JUDGMENT AND DECREE:
The judgment, decree and order are not synonymous terms, but these are distinct principles have different legal implications.
Decree means the formal expression of an adjudication which, so far as the court expressing it, conclusively determines the rights of the parties, with regard to all or any of the matters in controversy in the suit and may be either preliminary or final.
Judgment means the statement given by the Judge of the grounds of a decree or order.
Decree to follow judgment:
According to S.33, the court after the case has been heard, shall pronounce judgment, and on such judgment a decree shall follow. Decree, however, must conform with the judgment and must not be opposite to it.
Order 20, rule 1 to 5 enumerate the contents of a judgment, while rule 6 provides for the contents of decree.

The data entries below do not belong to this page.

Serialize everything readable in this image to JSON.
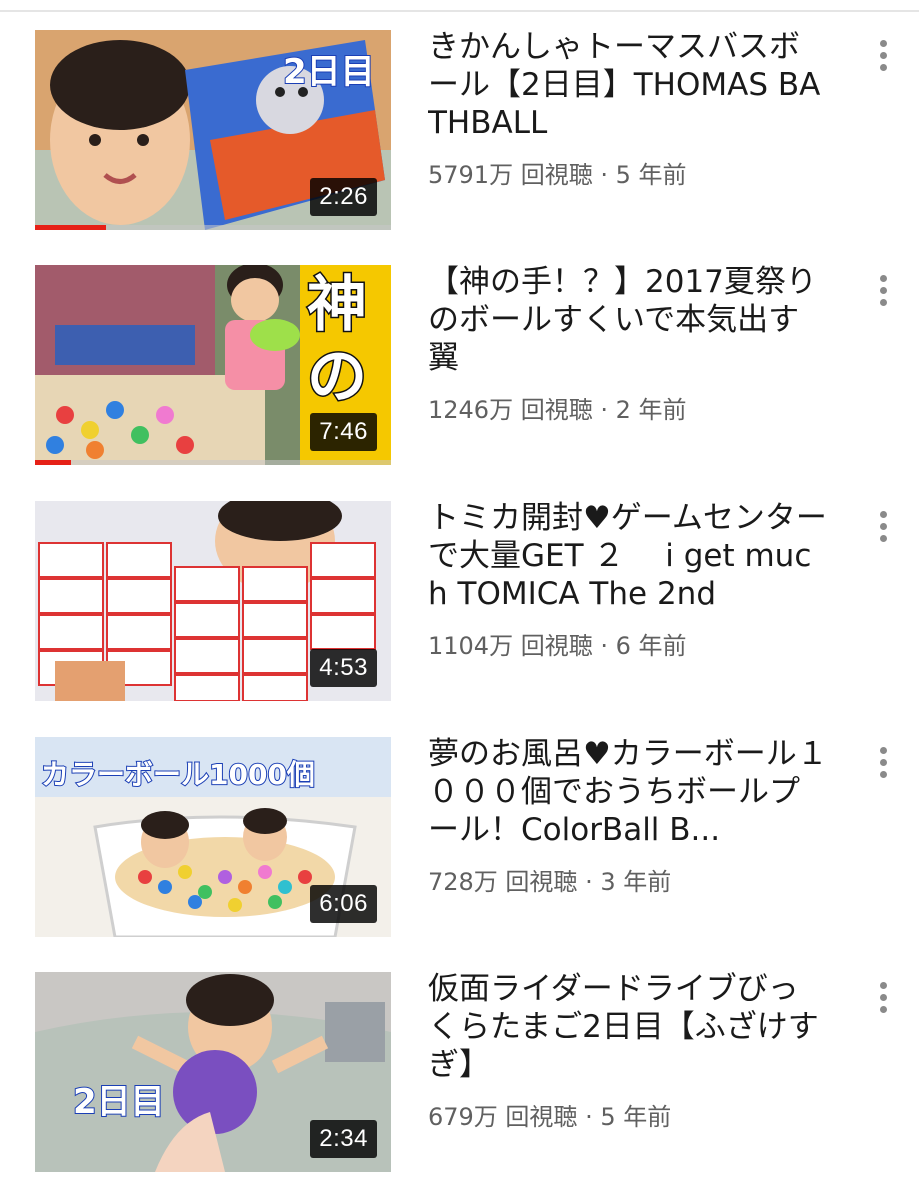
{
  "videos": [
    {
      "title": "きかんしゃトーマスバスボール【2日目】THOMAS BATHBALL",
      "views": "5791万 回視聴",
      "separator": "·",
      "age": "5 年前",
      "duration": "2:26",
      "watched_fraction": 0.2,
      "thumb_overlay": "2日目",
      "thumb_bg": "#d9a46f"
    },
    {
      "title": "【神の手！？】2017夏祭りのボールすくいで本気出す翼",
      "views": "1246万 回視聴",
      "separator": "·",
      "age": "2 年前",
      "duration": "7:46",
      "watched_fraction": 0.1,
      "thumb_overlay": "神の",
      "thumb_bg": "#7a8c6a"
    },
    {
      "title": "トミカ開封♥ゲームセンターで大量GET ２　 i get much TOMICA The 2nd",
      "views": "1104万 回視聴",
      "separator": "·",
      "age": "6 年前",
      "duration": "4:53",
      "watched_fraction": 0,
      "thumb_overlay": "",
      "thumb_bg": "#e8e8ee"
    },
    {
      "title": "夢のお風呂♥カラーボール１０００個でおうちボールプール！ColorBall B...",
      "views": "728万 回視聴",
      "separator": "·",
      "age": "3 年前",
      "duration": "6:06",
      "watched_fraction": 0,
      "thumb_overlay": "カラーボール1000個",
      "thumb_bg": "#f3f0ea"
    },
    {
      "title": "仮面ライダードライブびっくらたまご2日目【ふざけすぎ】",
      "views": "679万 回視聴",
      "separator": "·",
      "age": "5 年前",
      "duration": "2:34",
      "watched_fraction": 0,
      "thumb_overlay": "2日目",
      "thumb_bg": "#c9c7c4"
    }
  ],
  "icons": {
    "more": "more-vert-icon"
  },
  "colors": {
    "progress": "#e62117",
    "meta_text": "#606060",
    "title_text": "#1a1a1a"
  }
}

It is the decree which is executable. A complete Order (O.21) deals with execution of decree
Only decree is appealable. As long as the decree is not drawn, a judgment cannot be challenged by way of appeal or revision.
There are no types of judgment. However, a decree can either be final or preliminary.
A judgment is a statement on the ground of decision. Decree is formal expression of adjudication.
Mode of pronouncement:
A judgment must be pronounced in open court and the judgment not pronounced in open court is a nullity in law. A decree may be drawn up later and there is no requirement of its being pronounced in open court. It must, however, conform with the judgment.